Uninterrupted routine seismological data processing by a decentralised group of trained individuals.


Seismic data from more than 90 mines in 19 countries continuously stream into the IMS offices. A team of 80 data processors process approximately 30 000 seismic events 24 hours a day, 365 days a year. Results are returned to the mine typically within minutes of the event being recorded on the mine. The aim is to have all data processed and back to the mine within one hour of it being recorded. Large events receive the highest priority.

The processors are assisted in their tasks by travel-time plots and per-event Wadati plots. These check consistency of picks by checking on unusual source parameters popping up as messages on the screen to aid the processors while processing.
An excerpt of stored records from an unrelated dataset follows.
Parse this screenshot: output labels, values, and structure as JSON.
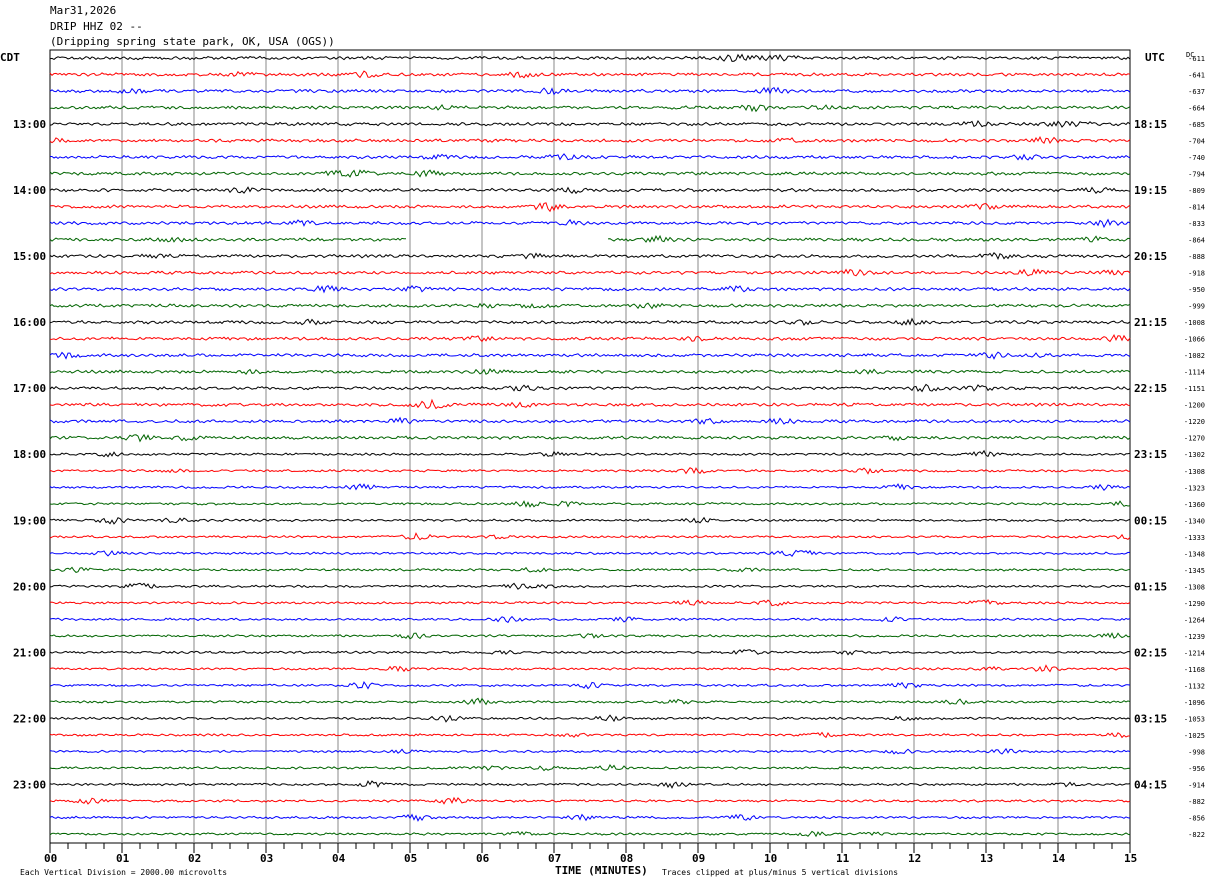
{
  "header": {
    "date": "Mar31,2026",
    "station": "DRIP HHZ 02 --",
    "location": "(Dripping spring state park, OK, USA (OGS))"
  },
  "chart_data": {
    "type": "line",
    "title": "DRIP HHZ 02 -- helicorder",
    "left_axis_label": "CDT",
    "right_axis_label": "UTC",
    "dc_label": "DC",
    "xlabel": "TIME (MINUTES)",
    "x_ticks": [
      "00",
      "01",
      "02",
      "03",
      "04",
      "05",
      "06",
      "07",
      "08",
      "09",
      "10",
      "11",
      "12",
      "13",
      "14",
      "15"
    ],
    "xlim": [
      0,
      15
    ],
    "cdt_hour_labels": [
      "13:00",
      "14:00",
      "15:00",
      "16:00",
      "17:00",
      "18:00",
      "19:00",
      "20:00",
      "21:00",
      "22:00",
      "23:00"
    ],
    "utc_hour_labels": [
      "18:15",
      "19:15",
      "20:15",
      "21:15",
      "22:15",
      "23:15",
      "00:15",
      "01:15",
      "02:15",
      "03:15",
      "04:15"
    ],
    "trace_colors": [
      "#000000",
      "#ff0000",
      "#0000ff",
      "#006400"
    ],
    "trace_count": 48,
    "dc_offsets": [
      -611,
      -641,
      -637,
      -664,
      -685,
      -704,
      -740,
      -794,
      -809,
      -814,
      -833,
      -864,
      -888,
      -918,
      -950,
      -999,
      -1008,
      -1066,
      -1082,
      -1114,
      -1151,
      -1200,
      -1220,
      -1270,
      -1302,
      -1308,
      -1323,
      -1360,
      -1340,
      -1333,
      -1348,
      -1345,
      -1308,
      -1290,
      -1264,
      -1239,
      -1214,
      -1168,
      -1132,
      -1096,
      -1053,
      -1025,
      -998,
      -956,
      -914,
      -882,
      -856,
      -822
    ],
    "data_gaps": [
      {
        "trace": 11,
        "from_min": 4.97,
        "to_min": 7.75
      }
    ]
  },
  "footer": {
    "scale_note": "Each Vertical Division = 2000.00 microvolts",
    "clip_note": "Traces clipped at plus/minus 5 vertical divisions"
  }
}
Ideally, as many events should be classified and/or processed by algorithms, to ensure consistency, quick turnaround time and savings in cost. IMS has developed a wide-ranging suite of such methods, which may have varying degrees of success, depending on the particulars of the data set it is applied to.
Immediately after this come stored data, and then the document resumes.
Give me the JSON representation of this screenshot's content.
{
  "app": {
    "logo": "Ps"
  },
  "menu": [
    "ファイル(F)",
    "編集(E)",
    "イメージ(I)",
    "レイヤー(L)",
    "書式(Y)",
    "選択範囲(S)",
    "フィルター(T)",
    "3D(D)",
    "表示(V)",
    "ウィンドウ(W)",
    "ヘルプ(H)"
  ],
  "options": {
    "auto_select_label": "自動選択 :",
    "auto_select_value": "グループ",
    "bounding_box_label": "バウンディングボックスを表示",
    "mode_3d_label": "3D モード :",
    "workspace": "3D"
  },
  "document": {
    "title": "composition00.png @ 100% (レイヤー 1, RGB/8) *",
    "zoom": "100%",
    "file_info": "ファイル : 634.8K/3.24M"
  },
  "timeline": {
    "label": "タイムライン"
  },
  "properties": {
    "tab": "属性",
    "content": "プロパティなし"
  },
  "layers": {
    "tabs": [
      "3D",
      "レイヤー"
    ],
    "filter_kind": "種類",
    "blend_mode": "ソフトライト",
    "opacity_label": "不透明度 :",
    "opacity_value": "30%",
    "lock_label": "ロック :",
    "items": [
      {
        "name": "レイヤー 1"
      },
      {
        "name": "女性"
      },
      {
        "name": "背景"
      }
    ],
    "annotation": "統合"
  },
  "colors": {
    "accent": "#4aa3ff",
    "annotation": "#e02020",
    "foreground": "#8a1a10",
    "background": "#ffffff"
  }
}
Figure 1: Envelope of P-wave arrival time in presence of noise

Figure 2: Envelopes of likely P- and S-wave arrivals

IMS employs various methods, including digital signal processing, machine learning (both supervised and unsupervised) from extracted features, statistical models and many more to solve classification problems (rejecting events, marking as blasts, orepass noise) or arrival detection problems (phase picking, phase refinement). While routine processing by our team or advanced processing by our seismologists for forensic cases is always available, we will gladly investigate specific datasets and customise a processing protocol for them to suit our customer requirements, in order to save costs and make results available more quickly.

Figure 3: U-matrix for self-organising map (constructed via unsupervised machine learning) that performs automatic event classification


Quality control of the seismic data is performed every working day on 10% of data. The events are selected for per-processor sessions. Large events and events that triggered the processor-assist automatic pop-ups are given preference. A random selection of rejected and accepted events fills the rest of the quality-controlled selection. These events are sent to a group of experienced processors for quality control. If such a selection of events fails, the whole batch of data that was processed by that processor is queued for reprocessing, and another quality control is selected once the data is reprocessed. This processed data is then used in the routine reporting and notifications sent out to customers.